Selasa, 19 Maret 2013

Bachtiar Nasir di KMII Jepang




REPUBLIKA.CO.ID, Januari lalu, satu lagi organisasi ulama lahir di Indonesia. Di usianya yang belia, organisasi yang diberi nama Majelis Intelektual dan Ulama Muda Indonesia (MIUMI) itu telah mewacanakan berbagai gerakan perubahan. Sang inisiator, Bachtiar Nasir, Lc. MM. mengatakan, kehadiran MIUMI adalah untuk membantu penyelesaian berbagai persoalan umat.
“Umat Islam di Indonesia belum bersatu,” kata Bachtiar, mengomentari lemahnya kekuatan Islam dalam menangkal relativisme yang semakin meluas. Kepada Republika, ia membagi kegelisahan atas hancurnya struktur sosial Islam di Indonesia sekaligus optimisme untuk memperbaikinya. Berikut petikan wawancaranya dengan reporter Devi A. Oktavika.

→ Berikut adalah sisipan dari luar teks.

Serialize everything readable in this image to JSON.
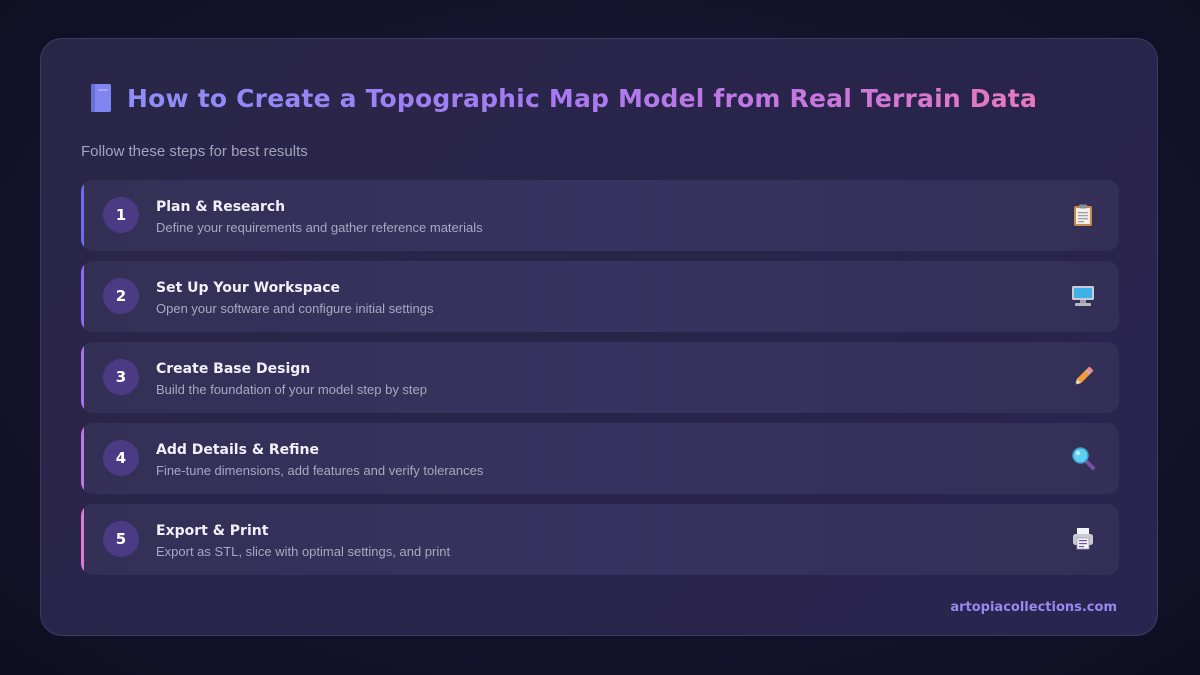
{
  "header": {
    "title": "How to Create a Topographic Map Model from Real Terrain Data",
    "title_icon": "notebook-icon",
    "subtitle": "Follow these steps for best results"
  },
  "steps": [
    {
      "number": "1",
      "title": "Plan & Research",
      "description": "Define your requirements and gather reference materials",
      "icon": "clipboard-icon",
      "accent": "#6e6cf0"
    },
    {
      "number": "2",
      "title": "Set Up Your Workspace",
      "description": "Open your software and configure initial settings",
      "icon": "computer-icon",
      "accent": "#8f6df0"
    },
    {
      "number": "3",
      "title": "Create Base Design",
      "description": "Build the foundation of your model step by step",
      "icon": "pencil-icon",
      "accent": "#a874ee"
    },
    {
      "number": "4",
      "title": "Add Details & Refine",
      "description": "Fine-tune dimensions, add features and verify tolerances",
      "icon": "magnifier-icon",
      "accent": "#c178e6"
    },
    {
      "number": "5",
      "title": "Export & Print",
      "description": "Export as STL, slice with optimal settings, and print",
      "icon": "printer-icon",
      "accent": "#df7ad4"
    }
  ],
  "footer": {
    "site": "artopiacollections.com"
  },
  "colors": {
    "number_badge": "#4b3b85",
    "footer_text": "#9b87f0"
  }
}
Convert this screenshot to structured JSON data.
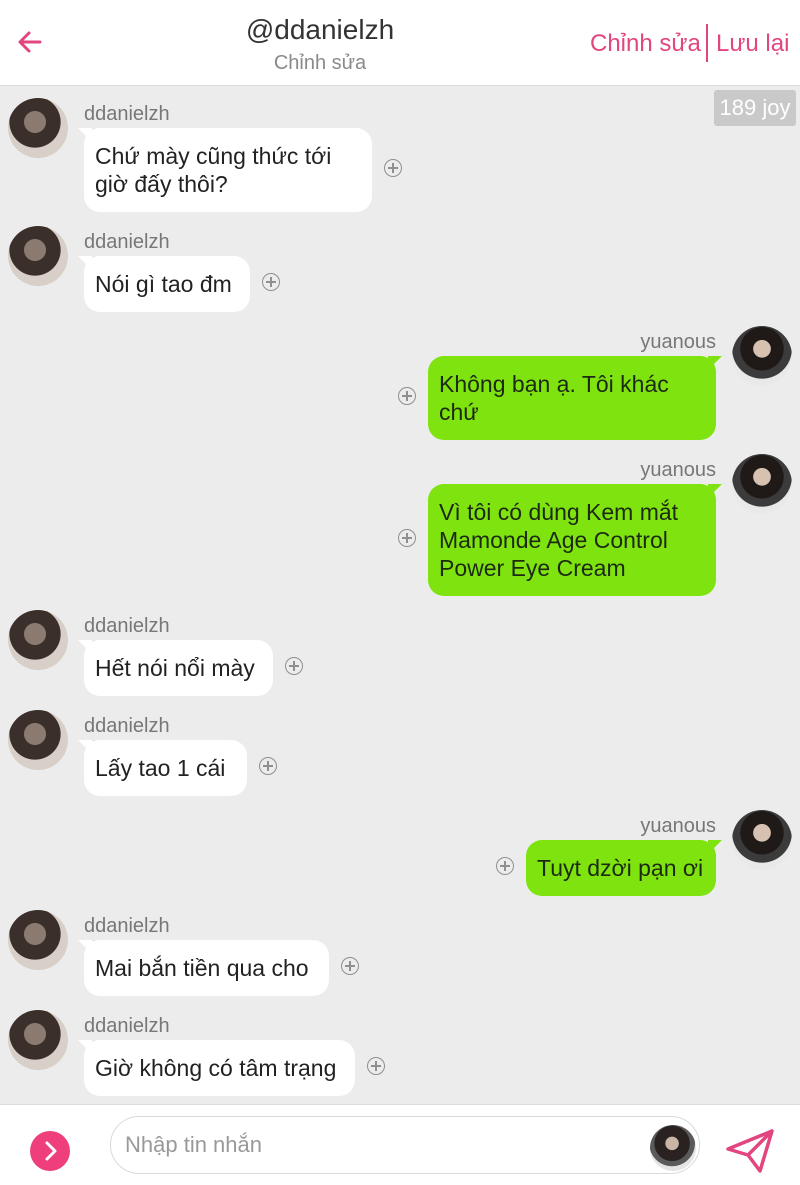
{
  "header": {
    "title": "@ddanielzh",
    "subtitle": "Chỉnh sửa",
    "edit_label": "Chỉnh sửa",
    "save_label": "Lưu lại",
    "accent_color": "#e2457f"
  },
  "joy_badge": "189 joy",
  "messages": [
    {
      "side": "left",
      "author": "ddanielzh",
      "text": "Chứ mày cũng thức tới giờ đấy thôi?"
    },
    {
      "side": "left",
      "author": "ddanielzh",
      "text": "Nói gì tao đm"
    },
    {
      "side": "right",
      "author": "yuanous",
      "text": "Không bạn ạ. Tôi khác chứ"
    },
    {
      "side": "right",
      "author": "yuanous",
      "text": "Vì tôi có dùng Kem mắt Mamonde Age Control Power Eye Cream"
    },
    {
      "side": "left",
      "author": "ddanielzh",
      "text": "Hết nói nổi mày"
    },
    {
      "side": "left",
      "author": "ddanielzh",
      "text": "Lấy tao 1 cái"
    },
    {
      "side": "right",
      "author": "yuanous",
      "text": "Tuyt dzời pạn ơi"
    },
    {
      "side": "left",
      "author": "ddanielzh",
      "text": "Mai bắn tiền qua cho"
    },
    {
      "side": "left",
      "author": "ddanielzh",
      "text": "Giờ không có tâm trạng"
    }
  ],
  "composer": {
    "placeholder": "Nhập tin nhắn",
    "value": ""
  },
  "icons": {
    "back": "arrow-left-icon",
    "add_reaction": "plus-circle-icon",
    "expand": "chevron-right-icon",
    "send": "paper-plane-icon"
  },
  "colors": {
    "bubble_outgoing": "#7fe30f",
    "bubble_incoming": "#ffffff",
    "background": "#ececec"
  }
}
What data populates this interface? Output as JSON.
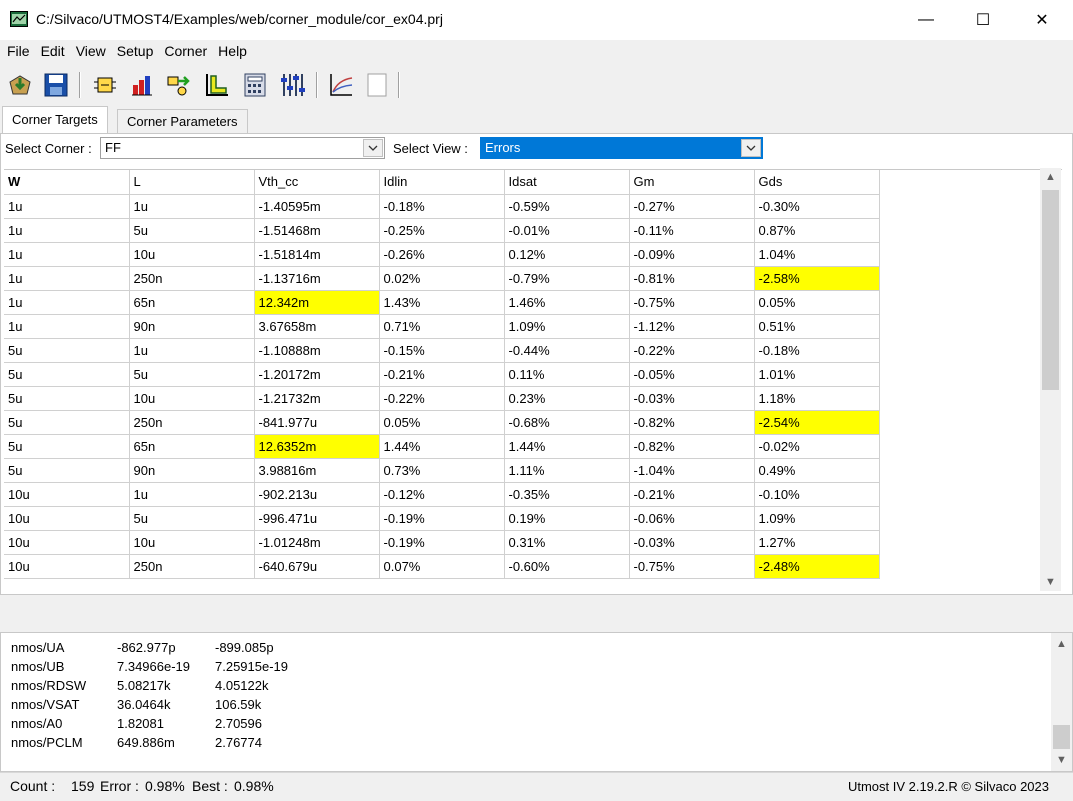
{
  "window": {
    "title": "C:/Silvaco/UTMOST4/Examples/web/corner_module/cor_ex04.prj",
    "minimize": "—",
    "maximize": "☐",
    "close": "✕"
  },
  "menu": [
    "File",
    "Edit",
    "View",
    "Setup",
    "Corner",
    "Help"
  ],
  "toolbar": {
    "icons": [
      "open-project-icon",
      "save-icon",
      "module-icon",
      "bar-chart-icon",
      "arrow-transfer-icon",
      "l-shape-plot-icon",
      "calculator-icon",
      "sliders-icon",
      "curve-plot-icon",
      "blank-page-icon"
    ]
  },
  "tabs": {
    "active": "Corner Targets",
    "inactive": "Corner Parameters"
  },
  "select_corner": {
    "label": "Select Corner :",
    "value": "FF"
  },
  "select_view": {
    "label": "Select View :",
    "value": "Errors"
  },
  "grid": {
    "columns": [
      "W",
      "L",
      "Vth_cc",
      "Idlin",
      "Idsat",
      "Gm",
      "Gds"
    ],
    "rows": [
      [
        "1u",
        "1u",
        "-1.40595m",
        "-0.18%",
        "-0.59%",
        "-0.27%",
        "-0.30%"
      ],
      [
        "1u",
        "5u",
        "-1.51468m",
        "-0.25%",
        "-0.01%",
        "-0.11%",
        "0.87%"
      ],
      [
        "1u",
        "10u",
        "-1.51814m",
        "-0.26%",
        "0.12%",
        "-0.09%",
        "1.04%"
      ],
      [
        "1u",
        "250n",
        "-1.13716m",
        "0.02%",
        "-0.79%",
        "-0.81%",
        "-2.58%"
      ],
      [
        "1u",
        "65n",
        "12.342m",
        "1.43%",
        "1.46%",
        "-0.75%",
        "0.05%"
      ],
      [
        "1u",
        "90n",
        "3.67658m",
        "0.71%",
        "1.09%",
        "-1.12%",
        "0.51%"
      ],
      [
        "5u",
        "1u",
        "-1.10888m",
        "-0.15%",
        "-0.44%",
        "-0.22%",
        "-0.18%"
      ],
      [
        "5u",
        "5u",
        "-1.20172m",
        "-0.21%",
        "0.11%",
        "-0.05%",
        "1.01%"
      ],
      [
        "5u",
        "10u",
        "-1.21732m",
        "-0.22%",
        "0.23%",
        "-0.03%",
        "1.18%"
      ],
      [
        "5u",
        "250n",
        "-841.977u",
        "0.05%",
        "-0.68%",
        "-0.82%",
        "-2.54%"
      ],
      [
        "5u",
        "65n",
        "12.6352m",
        "1.44%",
        "1.44%",
        "-0.82%",
        "-0.02%"
      ],
      [
        "5u",
        "90n",
        "3.98816m",
        "0.73%",
        "1.11%",
        "-1.04%",
        "0.49%"
      ],
      [
        "10u",
        "1u",
        "-902.213u",
        "-0.12%",
        "-0.35%",
        "-0.21%",
        "-0.10%"
      ],
      [
        "10u",
        "5u",
        "-996.471u",
        "-0.19%",
        "0.19%",
        "-0.06%",
        "1.09%"
      ],
      [
        "10u",
        "10u",
        "-1.01248m",
        "-0.19%",
        "0.31%",
        "-0.03%",
        "1.27%"
      ],
      [
        "10u",
        "250n",
        "-640.679u",
        "0.07%",
        "-0.60%",
        "-0.75%",
        "-2.48%"
      ]
    ],
    "highlight_color": "#ffff00",
    "highlighted_cells": [
      [
        3,
        6
      ],
      [
        4,
        2
      ],
      [
        9,
        6
      ],
      [
        10,
        2
      ],
      [
        15,
        6
      ]
    ]
  },
  "log": {
    "rows": [
      [
        "nmos/UA",
        "-862.977p",
        "-899.085p"
      ],
      [
        "nmos/UB",
        "7.34966e-19",
        "7.25915e-19"
      ],
      [
        "nmos/RDSW",
        "5.08217k",
        "4.05122k"
      ],
      [
        "nmos/VSAT",
        "36.0464k",
        "106.59k"
      ],
      [
        "nmos/A0",
        "1.82081",
        "2.70596"
      ],
      [
        "nmos/PCLM",
        "649.886m",
        "2.76774"
      ]
    ]
  },
  "status": {
    "count_label": "Count :",
    "count": "159",
    "error_label": "Error :",
    "error": "0.98%",
    "best_label": "Best :",
    "best": "0.98%",
    "version": "Utmost IV 2.19.2.R © Silvaco 2023"
  }
}
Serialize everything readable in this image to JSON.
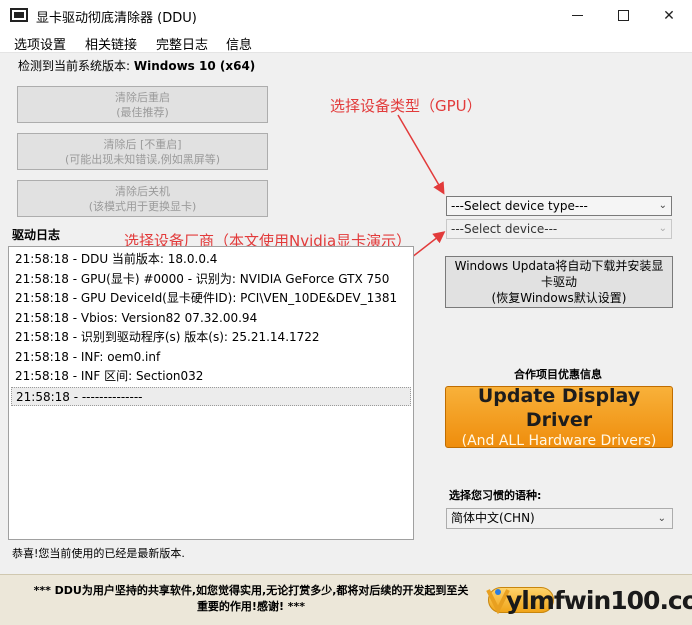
{
  "window": {
    "title": "显卡驱动彻底清除器 (DDU)"
  },
  "menu": [
    "选项设置",
    "相关链接",
    "完整日志",
    "信息"
  ],
  "detected": {
    "label": "检测到当前系统版本: ",
    "value": "Windows 10 (x64)"
  },
  "buttons": [
    {
      "line1": "清除后重启",
      "line2": "(最佳推荐)"
    },
    {
      "line1": "清除后 [不重启]",
      "line2": "(可能出现未知错误,例如黑屏等)"
    },
    {
      "line1": "清除后关机",
      "line2": "(该模式用于更换显卡)"
    }
  ],
  "annotations": {
    "device_type": "选择设备类型（GPU）",
    "vendor": "选择设备厂商（本文使用Nvidia显卡演示）"
  },
  "log": {
    "label": "驱动日志",
    "rows": [
      "21:58:18 - DDU 当前版本: 18.0.0.4",
      "21:58:18 - GPU(显卡) #0000 - 识别为: NVIDIA GeForce GTX 750",
      "21:58:18 - GPU DeviceId(显卡硬件ID): PCI\\VEN_10DE&DEV_1381",
      "21:58:18 - Vbios: Version82 07.32.00.94",
      "21:58:18 - 识别到驱动程序(s) 版本(s): 25.21.14.1722",
      "21:58:18 - INF: oem0.inf",
      "21:58:18 - INF 区间: Section032",
      "21:58:18 - --------------"
    ]
  },
  "selects": {
    "device_type": "---Select device type---",
    "device": "---Select device---"
  },
  "windows_update": {
    "line1": "Windows Updata将自动下载并安装显",
    "line2": "卡驱动",
    "line3": "(恢复Windows默认设置)"
  },
  "partner": {
    "label": "合作项目优惠信息"
  },
  "update_driver": {
    "title": "Update Display Driver",
    "subtitle": "(And ALL Hardware Drivers)"
  },
  "language": {
    "label": "选择您习惯的语种:",
    "value": "简体中文(CHN)"
  },
  "status": "恭喜!您当前使用的已经是最新版本.",
  "footer": {
    "line1": "*** DDU为用户坚持的共享软件,如您觉得实用,无论打赏多少,都将对后续的开发起到至关",
    "line2": "重要的作用!感谢! ***"
  },
  "watermark": "ylmfwin100.com",
  "colors": {
    "annotation": "#e23b3b",
    "update_button": "#f29a1c",
    "footer_bg": "#ece7d9"
  }
}
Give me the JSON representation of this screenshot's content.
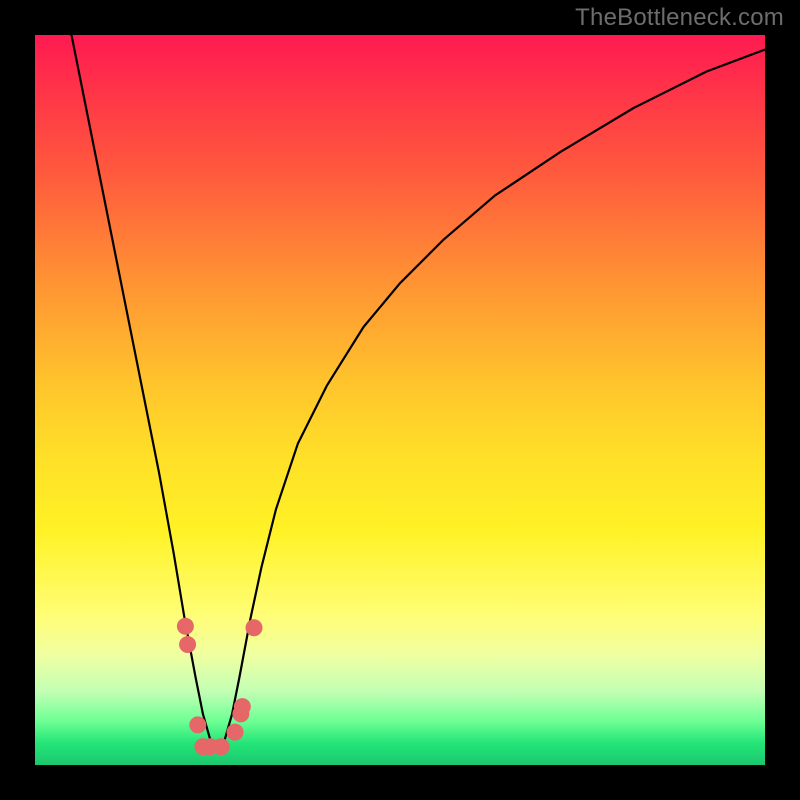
{
  "watermark": "TheBottleneck.com",
  "colors": {
    "curve": "#000000",
    "marker_fill": "#e66767",
    "marker_stroke": "#c94a4a"
  },
  "chart_data": {
    "type": "line",
    "title": "",
    "xlabel": "",
    "ylabel": "",
    "x_range": [
      0,
      100
    ],
    "y_range": [
      0,
      100
    ],
    "optimum_x": 25,
    "curve": {
      "x": [
        5,
        7,
        9,
        11,
        13,
        15,
        17,
        19,
        20.5,
        22,
        23,
        24,
        25,
        26,
        27,
        28,
        29.5,
        31,
        33,
        36,
        40,
        45,
        50,
        56,
        63,
        72,
        82,
        92,
        100
      ],
      "y": [
        100,
        90,
        80,
        70,
        60,
        50,
        40,
        29,
        20,
        12,
        7,
        3.5,
        2.5,
        3.5,
        7,
        12,
        20,
        27,
        35,
        44,
        52,
        60,
        66,
        72,
        78,
        84,
        90,
        95,
        98
      ]
    },
    "markers": [
      {
        "x": 20.6,
        "y": 19
      },
      {
        "x": 20.9,
        "y": 16.5
      },
      {
        "x": 22.3,
        "y": 5.5
      },
      {
        "x": 23.0,
        "y": 2.5
      },
      {
        "x": 24.0,
        "y": 2.5
      },
      {
        "x": 25.5,
        "y": 2.5
      },
      {
        "x": 27.4,
        "y": 4.5
      },
      {
        "x": 28.2,
        "y": 7.0
      },
      {
        "x": 28.4,
        "y": 8.0
      },
      {
        "x": 30.0,
        "y": 18.8
      }
    ]
  }
}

Apa yang melatarbelakangi berdirinya MIUMI?
Semua berangkat dari kerinduan kami, kalangan aktivis Islam, untuk bergerak lebih progresif lagi. Kerinduan itu beralasan karena selama ini kita masih bergerak sendiri-sendiri. Kemudian atas izin Allah swt, kami yang berasal dari berbagai latar belakang, dengan kerinduan dan semangat yang sama, bertemu.
Hal lain yang mendorong pendirian MIUMI adalah kompleksitas persoalan umat Islam yang membutuhkan dukungan. Saya yakin sebagian besar ormas dan lembaga Islam yang sudah ada telah sibuk dengan berbagai agenda, sementara problematika umat yang begitu besar menuntut langkah penyelesaian yang proaktif . Karena itulah kami membidik sisi intelektualitas dan keulamaan.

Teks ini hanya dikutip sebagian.